Berlin um die Jahrtausendwende: Rothe und Schmidt
Zusammenfassung
Leseprobe
Inhaltsverzeichnis
März
Rothe und Schmidt
„Hast Du das gehört?“, fragte Rothe. Schmidt hatte nichts gehört. Schmidt konnte gar nichts hören. Schmidt war voll und ganz mit sich und seinen Beziehungsproblemen beschäftigt. Er redete ununterbrochen. Christina hatte ihn verlassen. Christina war gegangen. Am Freitag, als er von der Arbeit nach Hause gekommen war, war sie schon weg. Einfach weg. Nur ein Brief: „Suche mich nicht, ich melde mich.“ Sie hatte das Nötigste gepackt und wohnte nun woanders. Schmidt wusste nicht wo, Schmidt wusste nicht so recht warum. Sicherlich, sie hatte sich beklagt in letzter Zeit. Sie hatte sich beklagt, dass er sie nicht mehr ernsthaft begehren würde. Er jammerte in einer Tour. Gewiss, sie hatten schon eine ganze Zeit nicht mehr miteinander geschlafen. Aber ist das nicht normal? Nach fünf Jahren?
Sicherlich ist das normal! Außerdem immer dieser Druck. Auf Befehl ging es eben nicht.
Hatte er nicht zurzeit andere Probleme? Jetzt, wo es in seiner Kanzlei gerade nicht so sonderlich gut lief.
Christina hatte sich bisher noch nicht wieder bei ihm gemeldet. Und dies war der Grund, warum sich Schmidt bei seinem Freund Rothe just in diesem Augenblick den ganzen Frust von der Seele redete. Es sprudelte nur so aus ihm heraus. Er redete und redete und redete. Und darum hatte er eben auch nichts gehört.

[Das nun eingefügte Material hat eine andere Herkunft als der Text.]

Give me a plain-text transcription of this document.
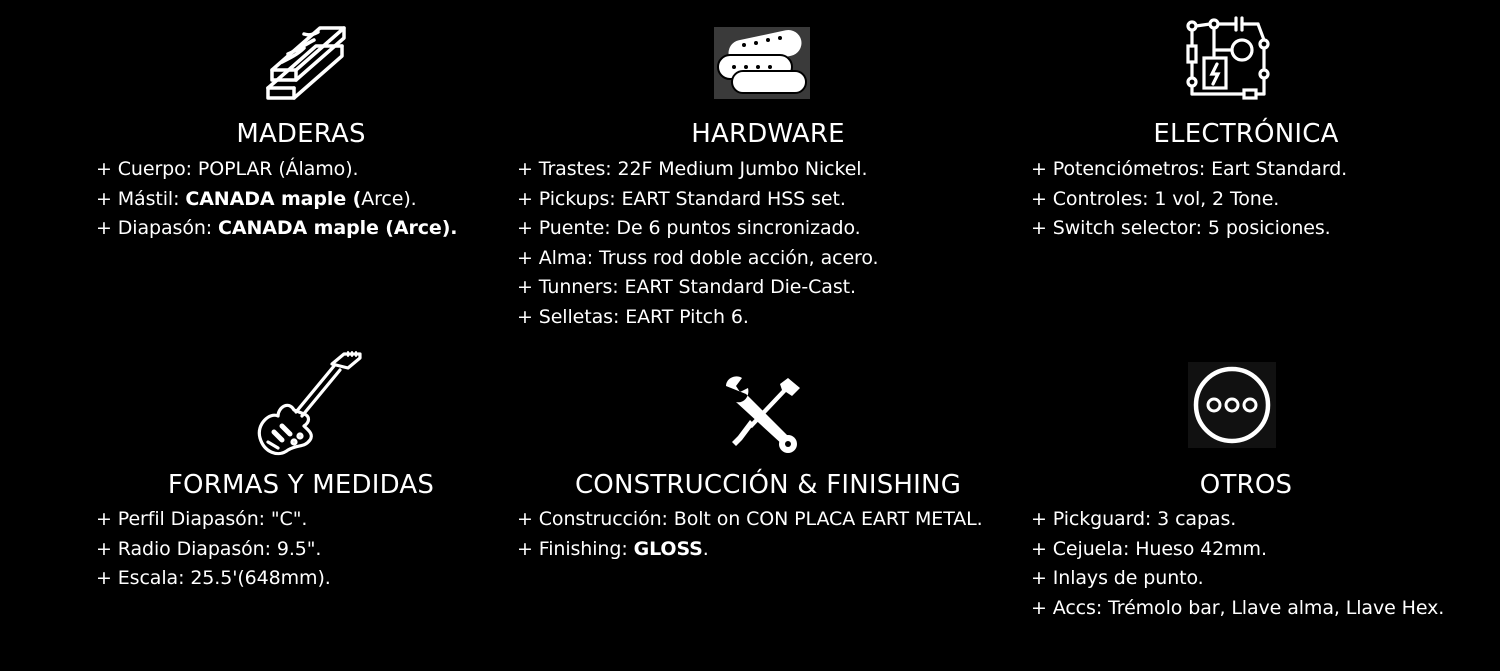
MADERAS
+ Cuerpo: POPLAR (Álamo).
+ Mástil: CANADA maple (Arce).
+ Diapasón: CANADA maple (Arce).
HARDWARE
+ Trastes: 22F Medium Jumbo Nickel.
+ Pickups: EART Standard HSS set.
+ Puente: De 6 puntos sincronizado.
+ Alma: Truss rod doble acción, acero.
+ Tunners: EART Standard Die-Cast.
+ Selletas: EART Pitch 6.
ELECTRÓNICA
+ Potenciómetros: Eart Standard.
+ Controles: 1 vol, 2 Tone.
+ Switch selector: 5 posiciones.
FORMAS Y MEDIDAS
+ Perfil Diapasón: "C".
+ Radio Diapasón: 9.5".
+ Escala: 25.5'(648mm).
CONSTRUCCIÓN & FINISHING
+ Construcción: Bolt on CON PLACA EART METAL.
+ Finishing: GLOSS.
OTROS
+ Pickguard: 3 capas.
+ Cejuela: Hueso 42mm.
+ Inlays de punto.
+ Accs: Trémolo bar, Llave alma, Llave Hex.
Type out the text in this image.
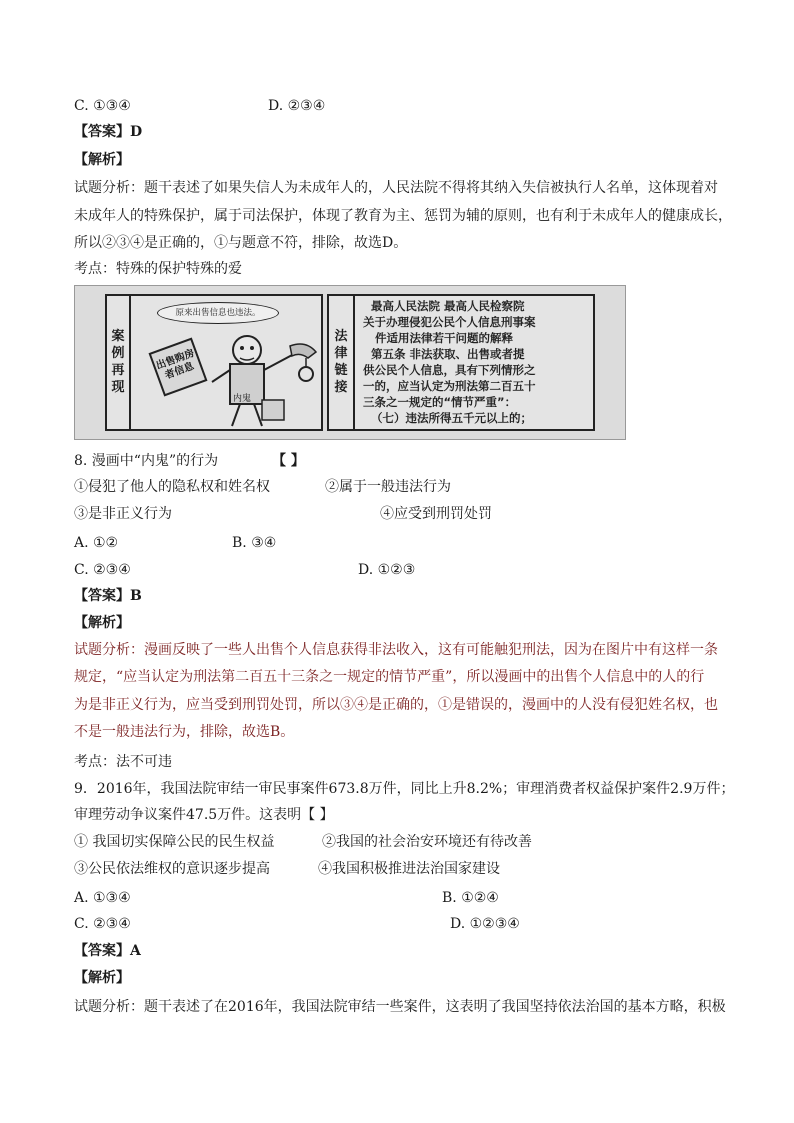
C. ①③④	D. ②③④
【答案】D
【解析】
试题分析：题干表述了如果失信人为未成年人的，人民法院不得将其纳入失信被执行人名单，这体现着对
未成年人的特殊保护，属于司法保护，体现了教育为主、惩罚为辅的原则，也有利于未成年人的健康成长，
所以②③④是正确的，①与题意不符，排除，故选D。
考点：特殊的保护特殊的爱
案例再现
原来出售信息也违法。
出售购房者信息
内鬼
法律链接
最高人民法院 最高人民检察院
关于办理侵犯公民个人信息刑事案
件适用法律若干问题的解释
第五条 非法获取、出售或者提
供公民个人信息，具有下列情形之
一的，应当认定为刑法第二百五十
三条之一规定的“情节严重”：
（七）违法所得五千元以上的；
8. 漫画中“内鬼”的行为	【 】
①侵犯了他人的隐私权和姓名权	②属于一般违法行为
③是非正义行为	④应受到刑罚处罚
A. ①②	B. ③④
C. ②③④	D. ①②③
【答案】B
【解析】
试题分析：漫画反映了一些人出售个人信息获得非法收入，这有可能触犯刑法，因为在图片中有这样一条
规定，“应当认定为刑法第二百五十三条之一规定的情节严重”，所以漫画中的出售个人信息中的人的行
为是非正义行为，应当受到刑罚处罚，所以③④是正确的，①是错误的，漫画中的人没有侵犯姓名权，也
不是一般违法行为，排除，故选B。
考点：法不可违
9．2016年，我国法院审结一审民事案件673.8万件，同比上升8.2%；审理消费者权益保护案件2.9万件；
审理劳动争议案件47.5万件。这表明【 】
① 我国切实保障公民的民生权益	②我国的社会治安环境还有待改善
③公民依法维权的意识逐步提高	④我国积极推进法治国家建设
A. ①③④	B. ①②④
C. ②③④	D. ①②③④
【答案】A
【解析】
试题分析：题干表述了在2016年，我国法院审结一些案件，这表明了我国坚持依法治国的基本方略，积极
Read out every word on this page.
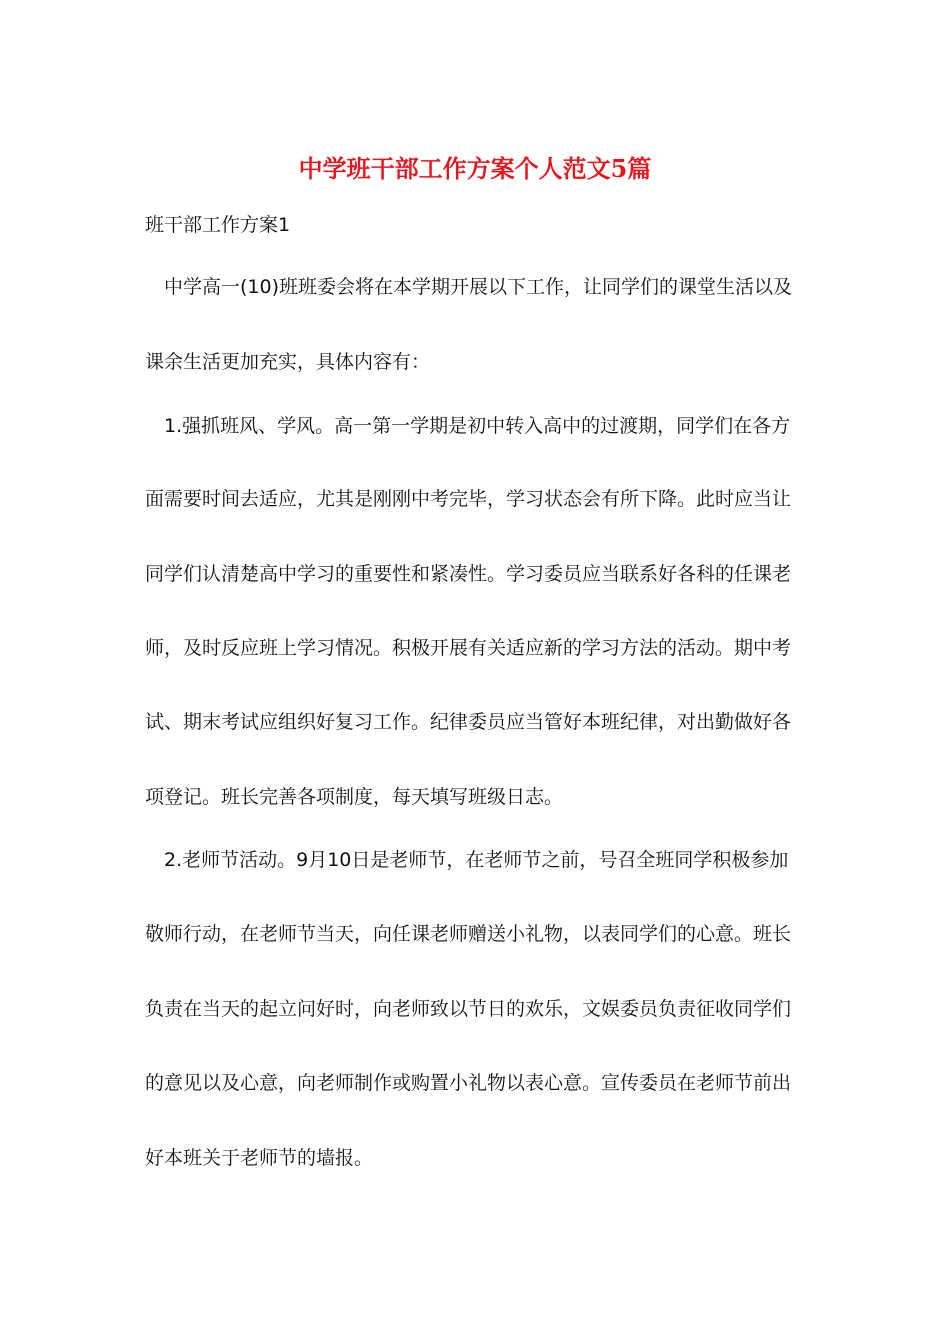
中学班干部工作方案个人范文5篇
班干部工作方案1
中学高一(10)班班委会将在本学期开展以下工作，让同学们的课堂生活以及
课余生活更加充实，具体内容有：
1.强抓班风、学风。高一第一学期是初中转入高中的过渡期，同学们在各方
面需要时间去适应，尤其是刚刚中考完毕，学习状态会有所下降。此时应当让
同学们认清楚高中学习的重要性和紧凑性。学习委员应当联系好各科的任课老
师，及时反应班上学习情况。积极开展有关适应新的学习方法的活动。期中考
试、期末考试应组织好复习工作。纪律委员应当管好本班纪律，对出勤做好各
项登记。班长完善各项制度，每天填写班级日志。
2.老师节活动。9月10日是老师节，在老师节之前，号召全班同学积极参加
敬师行动，在老师节当天，向任课老师赠送小礼物，以表同学们的心意。班长
负责在当天的起立问好时，向老师致以节日的欢乐，文娱委员负责征收同学们
的意见以及心意，向老师制作或购置小礼物以表心意。宣传委员在老师节前出
好本班关于老师节的墙报。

Rothe hatte etwas gehört. Rothe war zwar tief in seine Gedanken versunken, aber das Geräusch ließ ihn hochschrecken. Für ihn war die Wortflut längst nur noch ein dauerhaft rieselnder Geräuschpegel im Hintergrund, so wie Autoverkehr oder wie Grillenzirpen. Er reagierte nur noch auf den Gesichtsausdruck von Schmidt. Spiegelbildlich passte er sich dessen Mimik an. Gelegentlich nickte Rothe, wobei er ab und zu ein resignierendes „Hmm“ ausstieß. Schmidt sollte wenigstens das Gefühl haben, dass sein alter Studienkollege aufmerksam und mitfühlend zuhörte. Schließlich hatte Rothe ihn ja quasi zu sich eingeladen, als Schmidt ihm via E-Mail von der Trennung berichtete.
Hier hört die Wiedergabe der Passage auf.